I just couldn’t let Perseus’ point of view be the only one I took today. I mentioned some of my thoughts in front of the kids. They took my discomfort literally. We play acted passing that eye to check the soup and see if there was a beetle in anyone’s hair. We laughed at someone willing to face a Gorgon fearing the potential in one Graeae tooth. We wondered what was maybe in their cave after all.

10 thoughts on “#bloginstead Three-Day Challenge Introduction: Pondering the Graeaes”

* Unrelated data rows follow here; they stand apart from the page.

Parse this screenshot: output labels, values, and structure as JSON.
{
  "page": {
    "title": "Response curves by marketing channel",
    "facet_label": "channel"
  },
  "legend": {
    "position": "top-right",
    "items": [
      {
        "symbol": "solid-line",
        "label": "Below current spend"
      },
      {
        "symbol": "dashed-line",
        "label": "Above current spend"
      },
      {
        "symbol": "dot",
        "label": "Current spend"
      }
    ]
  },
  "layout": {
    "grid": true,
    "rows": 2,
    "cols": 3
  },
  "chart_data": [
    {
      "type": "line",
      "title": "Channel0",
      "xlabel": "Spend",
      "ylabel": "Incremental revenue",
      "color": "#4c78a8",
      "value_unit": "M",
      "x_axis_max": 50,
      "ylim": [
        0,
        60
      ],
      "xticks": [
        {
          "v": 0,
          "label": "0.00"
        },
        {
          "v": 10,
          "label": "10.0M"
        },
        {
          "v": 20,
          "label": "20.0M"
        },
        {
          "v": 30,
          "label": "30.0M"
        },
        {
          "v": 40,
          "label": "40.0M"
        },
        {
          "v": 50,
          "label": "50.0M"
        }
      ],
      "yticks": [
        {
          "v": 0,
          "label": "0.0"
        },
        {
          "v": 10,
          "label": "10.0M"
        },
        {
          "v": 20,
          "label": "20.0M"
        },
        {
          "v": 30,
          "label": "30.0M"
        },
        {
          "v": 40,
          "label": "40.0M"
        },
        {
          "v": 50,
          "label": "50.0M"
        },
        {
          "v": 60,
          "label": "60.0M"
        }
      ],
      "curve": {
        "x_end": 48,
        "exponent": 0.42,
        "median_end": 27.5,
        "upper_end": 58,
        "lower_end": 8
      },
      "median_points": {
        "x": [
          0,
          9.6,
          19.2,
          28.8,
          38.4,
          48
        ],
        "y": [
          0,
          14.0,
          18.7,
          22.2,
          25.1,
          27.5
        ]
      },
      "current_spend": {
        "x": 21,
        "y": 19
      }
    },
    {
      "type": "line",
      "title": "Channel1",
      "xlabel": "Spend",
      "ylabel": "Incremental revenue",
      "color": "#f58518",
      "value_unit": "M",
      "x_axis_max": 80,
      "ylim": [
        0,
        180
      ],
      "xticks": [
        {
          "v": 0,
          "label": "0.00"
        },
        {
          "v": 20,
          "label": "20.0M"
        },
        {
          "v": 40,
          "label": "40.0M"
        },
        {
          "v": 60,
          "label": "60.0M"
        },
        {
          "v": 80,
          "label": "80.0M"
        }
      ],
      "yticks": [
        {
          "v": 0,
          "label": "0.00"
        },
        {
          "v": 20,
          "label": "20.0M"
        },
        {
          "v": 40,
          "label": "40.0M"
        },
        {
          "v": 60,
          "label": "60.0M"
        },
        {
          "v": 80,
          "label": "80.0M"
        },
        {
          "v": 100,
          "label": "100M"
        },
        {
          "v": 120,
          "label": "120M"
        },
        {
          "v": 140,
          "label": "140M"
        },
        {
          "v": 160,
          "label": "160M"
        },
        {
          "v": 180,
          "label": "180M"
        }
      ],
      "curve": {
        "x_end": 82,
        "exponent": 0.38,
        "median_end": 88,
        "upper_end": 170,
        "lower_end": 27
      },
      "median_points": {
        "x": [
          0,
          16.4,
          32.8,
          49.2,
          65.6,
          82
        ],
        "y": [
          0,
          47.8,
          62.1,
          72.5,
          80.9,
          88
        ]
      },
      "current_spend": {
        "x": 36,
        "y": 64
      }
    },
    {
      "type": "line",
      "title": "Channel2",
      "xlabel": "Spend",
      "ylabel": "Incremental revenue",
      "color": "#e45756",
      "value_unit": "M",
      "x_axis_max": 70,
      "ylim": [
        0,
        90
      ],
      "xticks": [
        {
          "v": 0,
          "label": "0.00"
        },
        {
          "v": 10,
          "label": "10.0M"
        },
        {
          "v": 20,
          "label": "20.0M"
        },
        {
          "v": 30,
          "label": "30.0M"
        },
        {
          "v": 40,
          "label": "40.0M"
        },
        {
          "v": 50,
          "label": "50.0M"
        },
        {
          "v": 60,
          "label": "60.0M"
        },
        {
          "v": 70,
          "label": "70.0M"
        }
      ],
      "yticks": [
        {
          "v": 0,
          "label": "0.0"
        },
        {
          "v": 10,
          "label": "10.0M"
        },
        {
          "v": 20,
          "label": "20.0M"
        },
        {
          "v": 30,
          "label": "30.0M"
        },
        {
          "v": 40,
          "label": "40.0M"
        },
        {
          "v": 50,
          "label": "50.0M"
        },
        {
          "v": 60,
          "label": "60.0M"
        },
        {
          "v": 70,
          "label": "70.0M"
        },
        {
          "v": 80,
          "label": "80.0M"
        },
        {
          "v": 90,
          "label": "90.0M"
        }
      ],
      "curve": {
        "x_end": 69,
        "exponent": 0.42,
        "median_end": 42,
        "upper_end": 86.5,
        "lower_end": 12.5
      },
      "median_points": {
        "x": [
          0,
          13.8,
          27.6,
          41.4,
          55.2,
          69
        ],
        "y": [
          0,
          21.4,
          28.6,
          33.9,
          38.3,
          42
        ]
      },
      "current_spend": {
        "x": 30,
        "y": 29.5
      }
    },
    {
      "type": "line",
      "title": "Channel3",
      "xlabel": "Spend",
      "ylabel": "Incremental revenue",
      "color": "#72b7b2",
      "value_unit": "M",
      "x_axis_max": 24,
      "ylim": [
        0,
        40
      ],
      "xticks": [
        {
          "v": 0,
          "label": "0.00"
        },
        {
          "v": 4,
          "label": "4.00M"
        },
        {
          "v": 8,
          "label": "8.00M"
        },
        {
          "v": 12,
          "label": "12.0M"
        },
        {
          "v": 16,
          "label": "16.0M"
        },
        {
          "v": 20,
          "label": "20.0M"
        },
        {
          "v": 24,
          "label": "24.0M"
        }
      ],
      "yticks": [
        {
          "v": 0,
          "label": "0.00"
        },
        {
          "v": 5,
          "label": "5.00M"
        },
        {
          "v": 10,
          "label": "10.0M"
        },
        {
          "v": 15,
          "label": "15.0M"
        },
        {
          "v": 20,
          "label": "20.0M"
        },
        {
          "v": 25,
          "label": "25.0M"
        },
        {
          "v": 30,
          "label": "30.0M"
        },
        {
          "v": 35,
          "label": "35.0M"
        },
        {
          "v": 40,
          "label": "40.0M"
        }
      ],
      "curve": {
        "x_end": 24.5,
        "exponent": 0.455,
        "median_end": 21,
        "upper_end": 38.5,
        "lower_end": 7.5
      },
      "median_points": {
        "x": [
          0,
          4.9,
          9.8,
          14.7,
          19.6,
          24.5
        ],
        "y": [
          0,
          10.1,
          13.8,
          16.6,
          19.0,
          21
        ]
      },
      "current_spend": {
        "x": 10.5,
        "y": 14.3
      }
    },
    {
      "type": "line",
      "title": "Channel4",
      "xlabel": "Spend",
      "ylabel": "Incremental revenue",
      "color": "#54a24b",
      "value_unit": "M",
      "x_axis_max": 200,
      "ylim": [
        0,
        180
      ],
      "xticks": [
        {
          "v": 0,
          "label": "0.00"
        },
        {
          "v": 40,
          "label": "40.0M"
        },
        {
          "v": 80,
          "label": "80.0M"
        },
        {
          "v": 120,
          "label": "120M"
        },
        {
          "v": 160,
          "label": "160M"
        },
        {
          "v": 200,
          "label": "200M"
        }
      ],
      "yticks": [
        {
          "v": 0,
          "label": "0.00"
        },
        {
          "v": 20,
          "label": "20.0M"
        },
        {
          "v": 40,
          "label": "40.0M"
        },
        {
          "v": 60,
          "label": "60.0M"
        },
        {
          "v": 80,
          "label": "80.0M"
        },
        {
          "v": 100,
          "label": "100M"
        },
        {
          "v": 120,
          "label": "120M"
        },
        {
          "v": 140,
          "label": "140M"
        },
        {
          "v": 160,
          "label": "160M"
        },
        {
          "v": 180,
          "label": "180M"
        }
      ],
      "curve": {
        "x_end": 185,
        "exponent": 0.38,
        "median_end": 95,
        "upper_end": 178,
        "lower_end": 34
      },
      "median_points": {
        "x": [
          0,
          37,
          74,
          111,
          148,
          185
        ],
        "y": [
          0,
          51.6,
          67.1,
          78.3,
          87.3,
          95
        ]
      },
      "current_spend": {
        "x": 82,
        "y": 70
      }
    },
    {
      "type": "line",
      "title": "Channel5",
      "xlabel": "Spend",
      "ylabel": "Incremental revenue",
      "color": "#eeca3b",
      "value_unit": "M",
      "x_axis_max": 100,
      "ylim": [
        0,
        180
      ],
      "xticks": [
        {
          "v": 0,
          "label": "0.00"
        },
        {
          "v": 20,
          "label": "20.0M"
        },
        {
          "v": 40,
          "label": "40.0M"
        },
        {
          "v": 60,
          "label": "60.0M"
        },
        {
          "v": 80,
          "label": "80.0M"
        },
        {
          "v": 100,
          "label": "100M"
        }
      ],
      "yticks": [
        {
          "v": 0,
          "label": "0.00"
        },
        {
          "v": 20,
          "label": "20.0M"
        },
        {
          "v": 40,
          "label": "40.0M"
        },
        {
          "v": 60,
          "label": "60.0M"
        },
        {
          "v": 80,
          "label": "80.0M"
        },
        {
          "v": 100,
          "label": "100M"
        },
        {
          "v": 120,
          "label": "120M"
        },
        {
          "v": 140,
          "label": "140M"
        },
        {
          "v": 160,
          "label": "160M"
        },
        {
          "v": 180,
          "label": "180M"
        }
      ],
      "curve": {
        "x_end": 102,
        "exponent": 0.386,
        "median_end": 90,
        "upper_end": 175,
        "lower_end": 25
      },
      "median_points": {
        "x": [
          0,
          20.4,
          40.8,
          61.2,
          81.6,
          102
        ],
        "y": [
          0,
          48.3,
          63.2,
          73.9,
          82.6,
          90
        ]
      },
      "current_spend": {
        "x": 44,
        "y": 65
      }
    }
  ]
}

  1. Thought-provoking insights. I especially appreciate the way you likened the Graeaes to elderly women in our lives. A real reminder to me to slow down, take a step back and really listen and observe. The only thing I can’t get out of my head is that “they used the tooth to devour their visitors.” 😝…😄

    1. Except when I was nursing, I have never managed to muster my sense of wariness over one tooth. I don’t believe they even nibbled anyone. I think Perseus was an unreliable observer.

    1. Thank you! I hadn’t thought of the Graeaes in years until we were studying them for the kids. The analogy jumped out at me, given the ways of the world currently.

  2. I’m so thankful you’re doing #bloginstead with me! I love everything about this post. Like you, returning to my blog inspires a feeling of relief. I’m on social media for work, so even when I’m disgusted with it on a personal level, it follows me around as if it’s tied to my ankle, bumping and crashing along behind me, wherever I go. I love the way you turned this myth on its head. I’m so tired of Perseus. I’m tired of outrage and disaster and people egging each other on. I’m tired of influence wars. I love learning from you about mythology and ancient wisdom. Thanks for being here.

  3. Slightly off topic but whenever Father and I are in terrible conditions for visibility (looking for a roof leak in the attic comes to mind) and are passing one flashlight back and forth between us, someone inevitably will say, “sister, lend me the eye.” I never understood how Perseus could find them that threatening, especially as I bumble about in the dark.

    1. That made me laugh! Thank you for the image. In related real-life allusions, I’m very much looking forward to the next couple of months, when our puppy is old enough to go to training. We’re planning to get him to bark when we say, “Speak to it, Horatio! Thou art a scholar.”